Paralititan

| Key | Value |
|---|---|
| Name Meaning | “tidal giant” |
| Location | Egypt |
| Time Period | c. 95 million years ago (Late Cretaceous) |
| Length | 85 ft (26 m) |
| Weight | 42 tons (38,000 kg) |
| Locomotion | Quadruped |
| Diet | Herbivore |
| Described | 2001 (Smith et al.) |
| Geological Formation(s) | Bahariya |
| Valid Species | Paralititan stromeri (type) |
Phylogeny: Dinosauria > Saurischia > Sauropodomorpha > Plateosauria > Massopoda > Sauropoda > Gravisauria > Eusauropoda > Neosauropoda > Macronaria > Somphospondyli > Titanosauria > Lithostrotia > Saltasauridae
Overview: Fossils of large-bodied dinosaurs are far from unheard of in Egypt’s Bahariya Formation, but Paralititan was particularly enormous. Length estimates put it at around eighty-five feet or twenty-six meters long, with a weight of between thirty to fifty tons. It lived during the earliest part of the Late Cretaceous, or about ninety-five million years ago. Sauropods had long since reached such sizes, but Paralititan belonged to a specific group that would give rise to some of the largest terrestrial animals ever recorded - the Titanosauria. Some titanosaurs, including Argentinosaurus and Patagotitan, grew to be even larger than Paralititan. Not all titanosaurs were huge, however. Some of the smallest known sauropods also belonged to this lineage. Within the larger clade Titanosauria, most studies place Paralititan within the family Saltasauridae, making it a somewhat more derived titanosaur. Titanosaurs first appear in the fossil record during the earliest days of the Cretaceous, eventually replacing most other sauropod groups like the diplodocids.
Formally described as a genus in 2001, Paralititan is based on relatively limited fossils, mainly made up of a few vertebrae and a large limb bone.

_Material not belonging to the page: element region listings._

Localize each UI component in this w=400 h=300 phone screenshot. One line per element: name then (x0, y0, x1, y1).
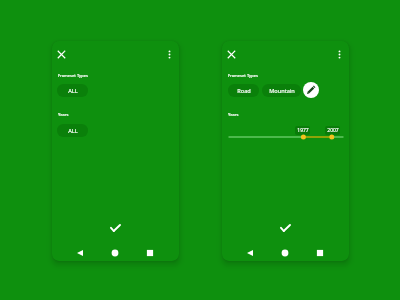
staticText: 2007 (327, 127, 339, 134)
button[interactable]: Mountain (262, 84, 301, 97)
button[interactable]: Apply (104, 217, 126, 239)
button[interactable]: Edit (303, 82, 319, 98)
button[interactable]: More options (163, 48, 176, 61)
staticText: ALL (68, 87, 78, 95)
button[interactable]: Close (55, 48, 68, 61)
button[interactable]: ALL (57, 84, 88, 97)
button[interactable]: Back (241, 244, 259, 261)
button[interactable]: Apply (274, 217, 296, 239)
staticText: Mountain (269, 87, 295, 95)
staticText: Years (228, 112, 239, 117)
button[interactable]: Back (71, 244, 89, 261)
staticText: Road (237, 87, 251, 95)
button[interactable]: Recents (311, 244, 329, 261)
button[interactable]: Close (225, 48, 238, 61)
button[interactable]: Recents (141, 244, 159, 261)
button[interactable]: More options (333, 48, 346, 61)
button[interactable]: Road (228, 84, 259, 97)
button[interactable]: Home (276, 244, 294, 261)
staticText: ALL (68, 127, 78, 135)
staticText: Frameset Types (228, 73, 258, 78)
staticText: Years (58, 112, 69, 117)
button[interactable]: Home (106, 244, 124, 261)
staticText: Frameset Types (58, 73, 88, 78)
staticText: 1977 (297, 127, 309, 134)
button[interactable]: ALL (57, 124, 88, 137)
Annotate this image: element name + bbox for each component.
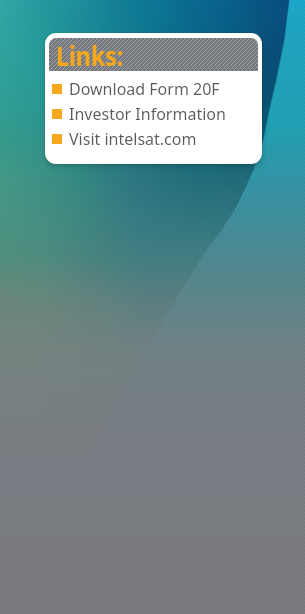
staticText: Visit intelsat.com [69,128,197,150]
button[interactable]: Download Form 20F [49,76,258,101]
button[interactable]: Visit intelsat.com [49,126,258,151]
staticText: Investor Information [69,103,226,125]
button[interactable]: Investor Information [49,101,258,126]
staticText: Links: [56,38,124,71]
staticText: Download Form 20F [69,78,220,100]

These fossils preserve enough features to reveal how it should be classified, but also enough to get some decent size estimates. Paralititan was probably the largest animal in its local environment, which would’ve primarily been along the northern coast of what is now North Africa. This region would’ve been far wetter than it is today. Paralititan had a wide variety of plants to feed upon growing along tidal flats, lagoons and mangrove swamps. Its generic name, meaning “tidal giant”, refers to this habitat. The specific name, P. stromeri, honors the German paleontologist Ernst Stromer, who first described fossils from the Bahariya Formation. Paralititan notably lived in a region with a high diversity of large predatory theropods. This included the famous Spinosaurus, though it primarily hunted aquatic animals. Other genera like Carcharodontosaurus and the related Tameryraptor were another matter, however.